RBI has asked banks to put in place a resolution plan within one year of default. Banks will have to set aside additional capital against a bad loan if they fail to set up a resolution plan within this time. For a turnaround plan to be approved, 75 per cent of the lenders by value of the loan have to agree to it, as opposed to 66 per cent under the earlier framework.
The February 12 circular had made it mandatory for banks to report a default even if there was a single-day delay in repayment. It had also made it mandatory for banks to refer all loans of Rs 2,000 crore and above to the bankruptcy court within 180 days if a turnaround plan was not in place. The new circular leaves all turnaround plans and review to the banks’ discretion.
“Even though revised framework for resolution of stressed assets does away with implementation of resolution plan for borrowers overdue by up to 30 days, the overall framework will continue to incentivise banks for accelerated resolution of stressed assets,” said Karthik Srinivasan, group head, financial sector ratings, ICRA.

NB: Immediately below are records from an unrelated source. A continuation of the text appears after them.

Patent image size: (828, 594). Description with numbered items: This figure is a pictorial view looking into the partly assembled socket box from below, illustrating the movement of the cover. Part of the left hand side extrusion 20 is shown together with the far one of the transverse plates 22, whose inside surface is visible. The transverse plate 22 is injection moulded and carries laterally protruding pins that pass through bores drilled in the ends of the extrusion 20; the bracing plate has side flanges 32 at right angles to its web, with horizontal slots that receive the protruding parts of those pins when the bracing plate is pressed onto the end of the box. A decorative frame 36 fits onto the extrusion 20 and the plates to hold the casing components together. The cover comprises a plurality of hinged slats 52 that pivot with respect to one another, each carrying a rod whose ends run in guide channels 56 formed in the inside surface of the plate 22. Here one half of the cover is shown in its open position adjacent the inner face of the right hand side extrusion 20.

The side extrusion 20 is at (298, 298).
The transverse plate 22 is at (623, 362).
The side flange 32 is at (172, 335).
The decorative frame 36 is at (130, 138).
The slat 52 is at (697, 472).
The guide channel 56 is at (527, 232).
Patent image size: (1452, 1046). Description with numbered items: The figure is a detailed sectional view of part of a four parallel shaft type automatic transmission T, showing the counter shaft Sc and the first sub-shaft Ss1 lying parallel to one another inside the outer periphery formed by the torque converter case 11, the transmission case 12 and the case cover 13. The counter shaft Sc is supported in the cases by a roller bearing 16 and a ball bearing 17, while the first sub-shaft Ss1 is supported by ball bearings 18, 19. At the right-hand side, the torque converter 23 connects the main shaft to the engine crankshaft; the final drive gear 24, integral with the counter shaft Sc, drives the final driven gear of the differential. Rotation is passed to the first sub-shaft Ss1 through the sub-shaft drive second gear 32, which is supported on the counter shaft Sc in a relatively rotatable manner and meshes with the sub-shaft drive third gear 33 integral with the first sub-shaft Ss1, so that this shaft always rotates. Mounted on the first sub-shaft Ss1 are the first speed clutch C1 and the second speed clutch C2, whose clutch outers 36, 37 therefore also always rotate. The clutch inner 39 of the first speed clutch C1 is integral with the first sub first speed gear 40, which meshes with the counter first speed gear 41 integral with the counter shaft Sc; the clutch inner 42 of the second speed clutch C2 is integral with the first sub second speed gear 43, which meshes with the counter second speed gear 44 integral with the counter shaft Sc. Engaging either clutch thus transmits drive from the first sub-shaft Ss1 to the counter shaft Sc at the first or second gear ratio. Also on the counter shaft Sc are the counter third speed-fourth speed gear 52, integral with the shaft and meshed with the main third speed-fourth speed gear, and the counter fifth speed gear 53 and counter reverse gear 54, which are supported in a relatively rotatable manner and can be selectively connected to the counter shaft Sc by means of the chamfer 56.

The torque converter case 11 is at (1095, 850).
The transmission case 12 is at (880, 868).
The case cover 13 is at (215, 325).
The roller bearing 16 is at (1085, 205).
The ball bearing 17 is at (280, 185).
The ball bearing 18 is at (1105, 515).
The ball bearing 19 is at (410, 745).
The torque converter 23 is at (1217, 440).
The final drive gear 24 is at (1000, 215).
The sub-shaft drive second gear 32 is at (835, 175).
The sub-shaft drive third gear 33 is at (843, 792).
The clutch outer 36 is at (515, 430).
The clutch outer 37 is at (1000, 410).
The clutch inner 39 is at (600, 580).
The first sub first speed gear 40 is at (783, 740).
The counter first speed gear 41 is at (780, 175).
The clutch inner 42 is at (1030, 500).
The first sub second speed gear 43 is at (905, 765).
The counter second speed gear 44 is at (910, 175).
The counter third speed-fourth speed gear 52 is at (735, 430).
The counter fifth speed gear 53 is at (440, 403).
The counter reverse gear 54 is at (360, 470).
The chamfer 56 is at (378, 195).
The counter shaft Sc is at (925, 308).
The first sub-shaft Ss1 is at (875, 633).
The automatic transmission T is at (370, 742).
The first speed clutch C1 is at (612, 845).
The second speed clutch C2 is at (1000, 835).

The new norms will be immediately applicable to all companies with a borrowing of over Rs 2,000 crore. It will be effective for companies having borrowings of Rs 1,500 crore to Rs 2,000 crore from January 1, 2020. For all loan accounts of up to Rs 1,500 crore, the date would be announced later.
Under the new guidelines, banks will have to report credit information on all borrowers with a loan of Rs 5 crore and above and submit weekly reports of all borrowers who have defaulted.
“The core of the February 12 circular remains intact. Stipulating creditors’ consent for a resolution agreed by lenders representing 75 per cent by value and 60 per cent by number is higher than in the Insolvency and Bankruptcy Code (IBC). Resolution can now be implemented in 365 days instead of 180 days,” said L Vishwanathan, partner, Cyril Amarchand Mangaldas.